= User advocacy =

User advocacy is a user experience design principle concerned with representing user perspectives in product design. One definition states that user advocacy is the practice of using designated spokespeople to facilitate interaction between users and designers of the products they use. Another more broadly defines user advocacy as the practice of advocating for the user, regardless of whether one is a user, designer, developer, researcher, manager, etc. User advocates typically may suspend their own personal or functional point of view, and attempt to see the product through the eyes of, and the experience of, the user of that product. The ability to take on the user's point of view, without personal judgement or bias, allows the advocate to see things as the user might see them, enabling them to ultimately make observations and perhaps recommendations to improve the user experience. Similarly, some user advocates will take a neutral, scientific point of view, and will observe and collect data from users that will suggest that the product or user experience could be changed or improved in a way that users would prefer or benefit from. User advocates may be scientists or engineers who use the scientific method to make improvements that result in increased ease of use, time savings, improved levels of user satisfaction, or other user-centered metrics.

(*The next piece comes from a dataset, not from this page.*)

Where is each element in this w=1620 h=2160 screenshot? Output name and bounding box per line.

An advocate is a person who argues for or supports a cause or policy.

A user advocate could either be a person, as in a research study; a persona, fictional characters that represent a typical customer or segment of the customer base; or a community, such as participants of a public discussion board.

== Origins ==
The idea of user advocates originated from large-scale software development projects. In such teams, a consensus is reached regarding the roles of a product designer (or systems designer) and the user experience (UX) analyst, that the two roles (designer and UX analyst) can no longer be effectively performed by the same individual(s) due to inherent conflicting interests. An example of such a conflict of interest would be a designer having to defend his own design decision about a product improvement, versus an alternative decision that could lead to a better user experience, but would negate the designer's original decision about how to improve the product.

Designer interaction with actual users on such large-scale projects would often be viewed as expensive and inefficient for some designers, but an alternative view suggests that some designers and some companies do not value interaction with actual users.
Some experts have suggested that designers and developers may even have contempt for actual users. In large-scale projects there is often a practical necessity for the division of labor, but that should not be used to justify lack of user involvement at each step of the software development life cycle. The person responsible for designing a product may be far removed from the development of a product, and even further removed from traditional user experience studies, which analyze how users interact with a product versus how it was designed to be used. The degrees of separation inherent in these large-scale projects can create a disconnect between ambitious designers who risk creating ineffective products that they prefer to design, instead of designing what users want and need. Care must be taken to involve the user at each step of the design cycle, lest the needs of the user be ignored and a sub-standard product design result.

The idea of a consultant with expertise working with a client group has theoretical origins in models of process consulting, which focus on developing close relationships to work out joint solutions.

== Developing user personas for the purpose of user advocacy ==
One practice of user advocacy asks designers to define their users collectively, as one person or a persona, and attach common attributes and characteristics of their typical users, taking into consideration many types of use case scenarios users typically encounter to aid with anticipating the needs and expectations of a user. From this persona and its associated traits, tendencies, use case scenarios, functional requirements and user expectations can be derived and provide refined specifications for product improvements to be developed.

Such a practice essentially channels access product designers to users by representing their needs in the form a persona or fictional character.

== In technical communication ==
Technical communicators act as user advocates in the design of information products. They mediate between subject-matter experts and users through user personas, usability testing, and user-centered design. Technical communicators advocate for users based on three standards for product design:
- Usable – Designs are intuitive, safe, and easy to use
- Useful – Designs address user needs as determined by usability testing and user personas
- Compelling – Designs appeal to users, promoting use of the product
Risk communication is a user advocacy subfield centered on communicating and mitigating risks in products and environments.

== Benefits ==
User advocacy also helps make the effects of design decisions easier to measure because the traits and characteristics of user personas often consist of crowdsourced suggestions from actual users. Suggestions for improvement are generalized and prioritized according to frequency, severity, or an alignment with corporate initiatives. As a result, design decisions become less about a designer and more about fulfilling the needs of users, as the suggestions for improvement are typically provided directly by the users themselves.